Les routes historiques vers La Mecque, symboles de la dévotion des pèlerins à leur foi

  • Les musulmans arrivaient à La Mecque en empruntant quatre routes principales qui portent encore les signes des périlleux voyages des pèlerins à travers les siècles
  • Les voyages modernes ont rendu ces itinéraires obsolètes, mais un nombre d’entre eux se recoupent avec les routes et autoroutes d’aujourd’hui

DJEDDAH: Pendant des siècles, des millions de pèlerins musulmans ont entrepris de longs voyages vers la ville de La Mecque pour accomplir le Hajj, l’un des cinq piliers de l’Islam. Des itinéraires bien établis ont traversé le vaste désert d’Arabie et suivi les chemins traditionnels de l’extrême est au nord et à l’ouest de la péninsule, survivant à l’épreuve du temps.

Les anciens itinéraires terrestres du Hajj en provenance des régions voisines se sont matérialisés au fil du temps grâce à des routes commerciales privilégiées et à des échanges culturels et commerciaux. Ces traditions séculaires et profondément ancrées constituent l’un des plus importants vestiges matériels de la civilisation islamique.

Les pèlerins voyageaient pendant des mois dans des caravanes et des convois de chameaux, de chevaux et d’ânes, s’arrêtant à des puits, des bassins, des barrages et des stations installés par des passants, suivant certains des plus célèbres itinéraires du Hajj sur les traces de millions de pèlerins avant eux pour accomplir le voyage spirituel d’une vie.

«Et fais aux gens une annonce pour le Hajj. Ils viendront vers toi, à pied, et aussi sur toute monture, venant de tout chemin éloigné.» Coran 22:27.

Les érudits estiment que cinq routes principales aboutissaient à La Mecque : d’autres pensent qu’il pourrait en avoir jusqu’à six ou sept, mais elles sont considérées comme des routes secondaires. Les quatre voies principales sont la route Kufi du nord-est, connue sous le nom de Darb Zubaidah, la route ottomane ou chami (levantine), la route africaine ou égyptienne du nord-ouest, et les routes terrestres et maritimes du sud et sud-est du Yémen et d’Oman, également appelées route de l’océan indien.

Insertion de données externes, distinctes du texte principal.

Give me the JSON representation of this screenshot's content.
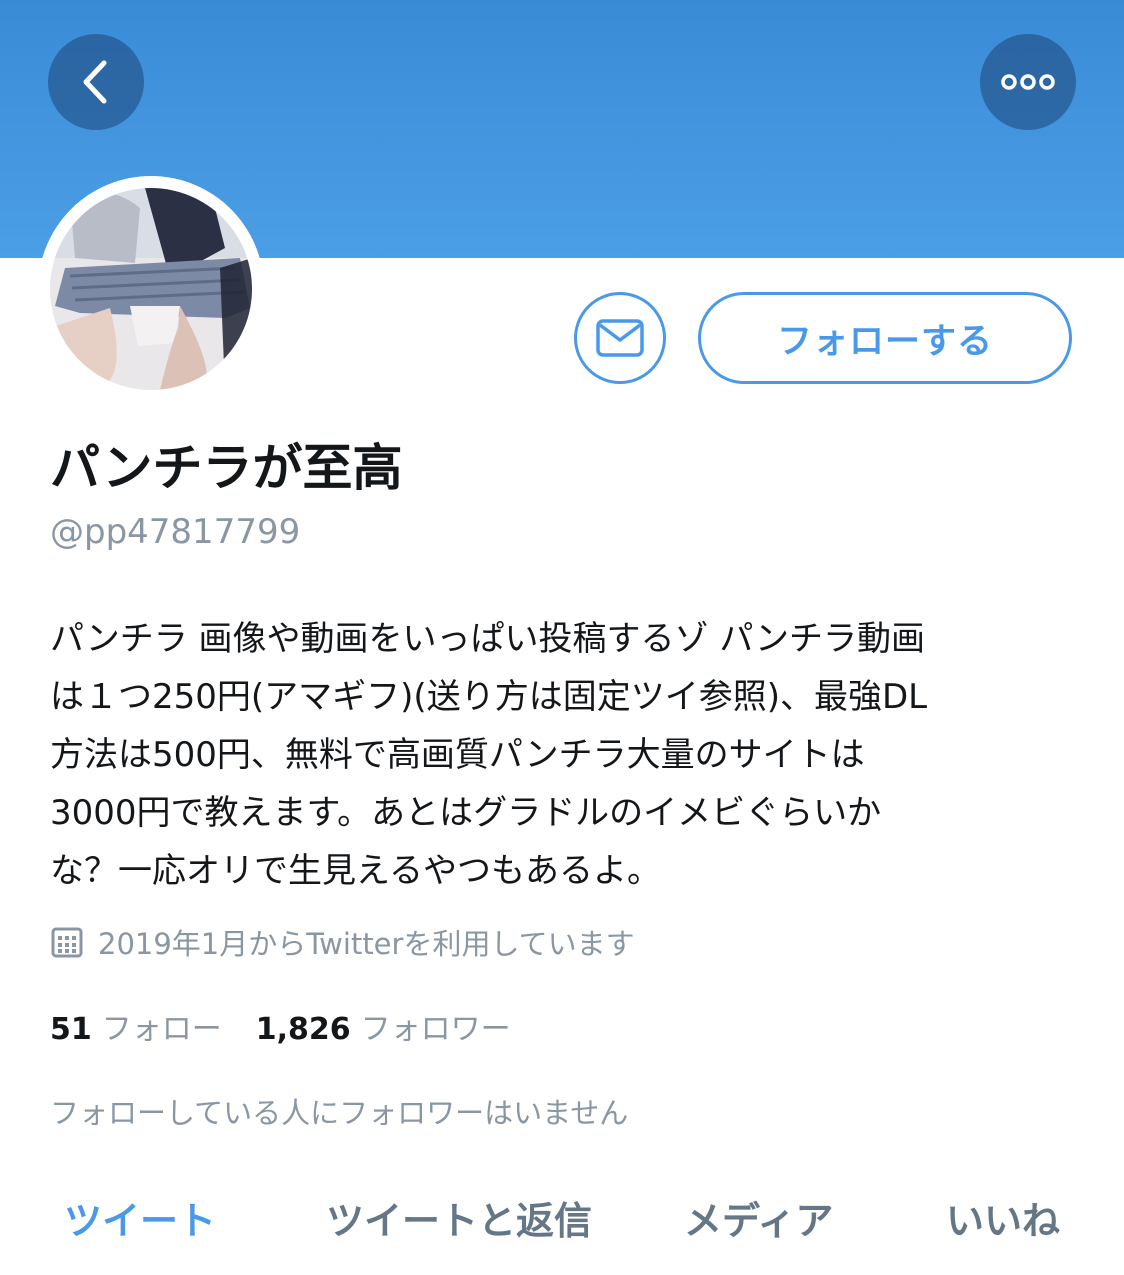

S'étendant sur plus de 1 400 km à travers l’Irak et l’Arabie saoudite actuels, la route de Kufi était utilisée comme chemin vers La Mecque depuis l’époque préislamique. Elle va de la ville irakienne de Kufa à La Mecque, en passant par Najaf et Al-Thalabiyya jusqu’au village de Fayd en Arabie centrale.

La piste bifurque ensuite vers l’ouest jusqu’à Médine et vers le sud-ouest jusqu’à La Mecque, en passant par les vastes et traîtres sables du désert du Quartier vide, de Madain Ban Sulaym et de Dhat Irk avant d’atteindre La Mecque.

Le puits Zubaidah (à droite) rafraîchit les pèlerins et les habitants de La Mecque depuis plus de 1 255 ans (Photo, Archives de l’histoire universelle, AFP).

Selon les historiens, la piste de Zubaidah a été nommée d’après Zubaidah bent Jafar, épouse du calife abbasside Harun al-Rachid, à la fois pour ses œuvres de charité et pour le nombre de relais qu’elle a ordonné d’établir le long de la piste. L’ancien sentier était également une route commerciale pratiquée, dont l’importance et l’essor se sont accrus à l’époque du califat abbasside, entre 750 et 1258 après Jésus-Christ.

Le sentier est un site candidat à l’inscription au patrimoine mondial de l’Unesco, tout comme la route égyptienne, qui a également attiré l’attention des souverains musulmans au cours de l’histoire, qui ont construit des bassins, des canaux et des puits sur le chemin.

Ils ont également construit des barricades, des ponts, des châteaux, des forts et des mosquées. Les chercheurs ont découvert de nombreuses inscriptions islamiques et des écrits commémoratifs gravés sur des rochers par les pèlerins lors de leur passage sur la route, en souvenir de leur voyage du Hajj.

Avec le temps, ces structures se sont pour la plupart détériorées ou ont été détruites par des raids, mais beaucoup d’entre elles ont laissé des vestiges qui éclairent l’histoire et le patrimoine de l’Arabie.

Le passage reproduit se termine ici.